… que se volvió existencial

¡Ay! ya fue el último día de clases, terminó primero y pasó a segundo. En un abrir y cerrar de ojos ha cambiado mucho y poco a poco se va viendo la esencia de ese ser humano que está en formación. Llevaba semanas planificando un día con su amigo, que yo le daba por su lado y en realidad no lo tomaba mucho en cuenta. Fue tanto la insistencia que le dije un día antes que yo no tenía claro si su mamá o papx’ sabían de este plan y que había posibilidad de no tenerlo porque a lo mejor nadie estaba enterado de esto. Resulta que hoy fue día de playdate y de hacerme cargo completo de todo el asunto logístico de comida, paseo, postre y hablar sobre las posibilidades de juegos que podían realizar. Todo ha sido un tanto estresante y cansado, tomando en cuenta que ayer no dormí muy bien, que hoy tampoco trabajé, además que hay una mierda grande con un municipio y parece que viene una llamada de atención porque le fueron con el chisme directamente al jefe y le dijeron de mi poca agilidad para resolver el problema que tienen. Algo hay en el ambiente, algo pasa con mi ser que este agotamiento me tiene la cabeza piense que piense a un nivel que no había tenido en mucho tiempo. Quiero que se vayan todos, quiero ir a comprar pique y papas y continuar manteniendo mis 155 libras perpetuas tirado con mi hijo viendo televisión. Utilizar esa herramienta o mejor dicho, la nueva niñera para que me permita descansar, tirarme por unos minutos mientras mi hijo está embobado ahí perdiendo unas cuantas neuronas. Por suerte es pequeño y aún está produciendo más.
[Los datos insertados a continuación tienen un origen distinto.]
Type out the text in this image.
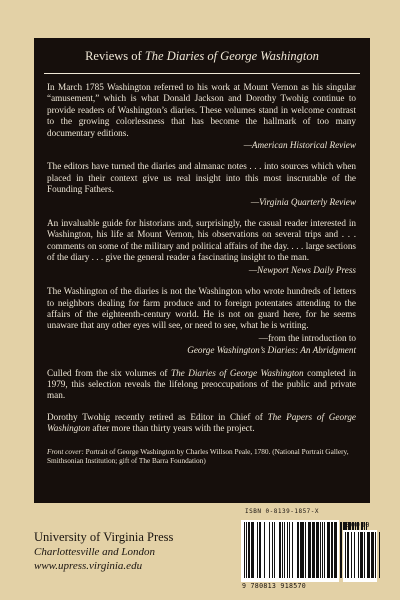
Reviews of The Diaries of George Washington

In March 1785 Washington referred to his work at Mount Vernon as his singular “amusement,” which is what Donald Jackson and Dorothy Twohig continue to provide readers of Washington’s diaries. These volumes stand in welcome contrast to the growing colorlessness that has become the hallmark of too many documentary editions.

—American Historical Review

The editors have turned the diaries and almanac notes . . . into sources which when placed in their context give us real insight into this most inscrutable of the Founding Fathers.

—Virginia Quarterly Review

An invaluable guide for historians and, surprisingly, the casual reader interested in Washington, his life at Mount Vernon, his observations on several trips and . . . comments on some of the military and political affairs of the day. . . . large sections of the diary . . . give the general reader a fascinating insight to the man.

—Newport News Daily Press

The Washington of the diaries is not the Washington who wrote hundreds of letters to neighbors dealing for farm produce and to foreign potentates attending to the affairs of the eighteenth-century world. He is not on guard here, for he seems unaware that any other eyes will see, or need to see, what he is writing.

—from the introduction to
George Washington’s Diaries: An Abridgment

Culled from the six volumes of The Diaries of George Washington completed in 1979, this selection reveals the lifelong preoccupations of the public and private man.

Dorothy Twohig recently retired as Editor in Chief of The Papers of George Washington after more than thirty years with the project.

Front cover: Portrait of George Washington by Charles Willson Peale, 1780. (National Portrait Gallery, Smithsonian Institution; gift of The Barra Foundation)

University of Virginia Press
Charlottesville and London
www.upress.virginia.edu
ISBN 0-8139-1857-X
90000
9 780813 918570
Prefiero eso, tirarme con él, porque estoy seguro que puedo convertirme sin lugar a dudas en un mafutero profesional, uno de esos que sacan el fili y lo prenden viendo como el humo sube. Haría eso sin ningún problema en este momento. El inconveniente ahora mismo son tres, mi hijo, el uno y el otro. De otro modo, mi casa apestaría al olor de lucifer y yo me pondría bien locochón con mis tres cachás… de eso tengo ganas.

En ese momento pondría echarme unas papas y luego pensar en el origen de la papa, quién la inventó, en qué año nació la primera ¿será que las papas conocieron a los dinosaurios? ¿Serán tan viejas? ¿De esa edad? Pero el pensamiento más importante dentro de mi loquera mariguanera sería algo como esto: los chinos todos son igualitos. Cuenta la leyenda que un chino de Japón le pregunta al Maestro Chan ¿Por qué todos los de esta región del planeta somos tan parecidos, maestro?. Él se le queda viendo extrañado moviendo la cabeza de un lado a otro y le dice, Yo no soy el maestro Chan. De este modo queda comprobado que ni ellos se distinguen. Entonces, mi pregunta de seguimiento sería ¿los chinos ven igualitos a todos los latinos? ¿Los chinos no sabrían quién soy yo y quien es Alejandro Sanz?

Mi xenofobia está on fire, y va a sonar peor aun cuando mencione que no distingo entre Michael Ealy y Jesse Williams. En realidad busqué en internet afroamericano similares. En resumen, quiero que todos se vayan, quiero tragar porquerías, quiero poner a la niñera y quiero sentirme enajenado de mí. Me sorprende mucho mi bajón de humor viniendo de varias semanas estables gracias a la terapia, pero bueno, como dice el viejo y reconocido refrán, Uno nunca sabe mucho pero sabe lo que sabe, ya tú sabe’.